メディロムが「World ID」の全国展開でTools for Humanityと提携、AI時代の新しい本人証明に挑戦

ビジネス活用

AI技術がますます進化する現代において、「人間であること」をデジタル上で証明する技術の重要性が高まっています。そんな中、株式会社メディロムは、AIのパイオニアであるサム・アルトマン氏らが共同設立したTools for Humanity、そしてWorld Foundationとのパートナーシップを開始しました。

この提携により、メディロムは、人間の虹彩をスキャンして本人を認証するグローバルな個人認証技術「World ID」の展開を加速させます。

World ID

「World ID」とは?AI時代に「人間」を証明する新しいカタチ

「World ID」は、一言でいうと「あなたが本物の人間であること」をデジタル上で証明するための技術です。最近よく耳にする生成AIがどんどん賢くなる中で、インターネット上で「これは人間が書いたものか、それともAIが作ったものか?」といった区別が難しくなってきています。World IDは、そんな時代に、匿名性を保ちながらも、あなたが人間であることを証明することを目指しています。

認証はとてもシンプルです。高性能なカメラ「Orb(オーブ)」を使って、あなたの目の虹彩(黒目の周りの色がついている部分)をスキャンします。このスキャンが終わると、あなたのスマートフォンにある「World App」というアプリに、認証済みのWorld IDが発行されます。

メディロムの取り組みと今後の展望

メディロムは、すでにリラクゼーションスタジオ「Re.Ra.Ku」を中心に150店舗に「Orb」を設置し、これまでに20,000件以上の認証を行ってきました。この実績を踏まえ、今後は全国に約3,000拠点の展開を目指しています。

この全国展開が実現すれば、今回のパートナーシップによって、今後2年間で約3,900万米ドル(日本円で約61億円)もの収益機会につながる可能性があると想定されています。ただし、この収益見通しは、これまでの運営実績と契約内容に基づいたものであり、必ずしも保証されたものではない点に注意が必要です。

為替レート:1米ドル=156.36円(2026年2月25日時点、出典:Bloomberg)

Tools for Humanityとは

Tools for Humanity

Tools for Humanity(TFH)は、「AI時代において人間のためのテクノロジーを創り出す」ことを目指すグローバル企業です。
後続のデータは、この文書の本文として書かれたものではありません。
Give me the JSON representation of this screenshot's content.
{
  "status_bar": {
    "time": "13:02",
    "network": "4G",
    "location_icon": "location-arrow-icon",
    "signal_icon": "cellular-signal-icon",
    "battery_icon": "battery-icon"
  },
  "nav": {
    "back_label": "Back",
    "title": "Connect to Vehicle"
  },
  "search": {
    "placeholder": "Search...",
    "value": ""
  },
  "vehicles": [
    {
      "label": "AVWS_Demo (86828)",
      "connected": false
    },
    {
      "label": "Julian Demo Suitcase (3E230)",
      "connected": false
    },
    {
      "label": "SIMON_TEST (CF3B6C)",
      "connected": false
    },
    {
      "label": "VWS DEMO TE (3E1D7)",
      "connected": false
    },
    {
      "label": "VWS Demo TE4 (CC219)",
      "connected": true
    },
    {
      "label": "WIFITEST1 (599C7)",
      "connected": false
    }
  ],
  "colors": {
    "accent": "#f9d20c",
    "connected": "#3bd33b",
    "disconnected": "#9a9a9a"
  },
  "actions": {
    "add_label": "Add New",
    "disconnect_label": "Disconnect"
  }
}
OpenAIのCEOであるサム・アルトマン氏とアレックス・ブラニア氏によって共同で設立されました。World Networkの初期開発を主導し、World Appの運営も行っています。

メディロムグループについて

メディロムグループ

メディロムは、健康管理サービス「Re.Ra.Ku」を軸に、リラクゼーションスタジオを展開している会社です。他にも、ヘルスケアアプリ「Lav」を使った特定保健指導や体質改善プログラム、充電不要の活動量計「MOTHER Bracelet」の開発など、幅広い事業を手がけています。さらに、美容サロン「ZACC」や「脳梗塞リハビリセンター」の運営を通じて、予防から医療まで、人々の「美」と「健康」をサポートするウェルネス事業を拡大しています。

今回のTools for Humanityとの提携は、メディロムがAIという最先端技術を取り入れ、ウェルネス事業の領域をさらに広げ、AIと人間が共存する未来の社会基盤作りに貢献していく姿勢を示しています。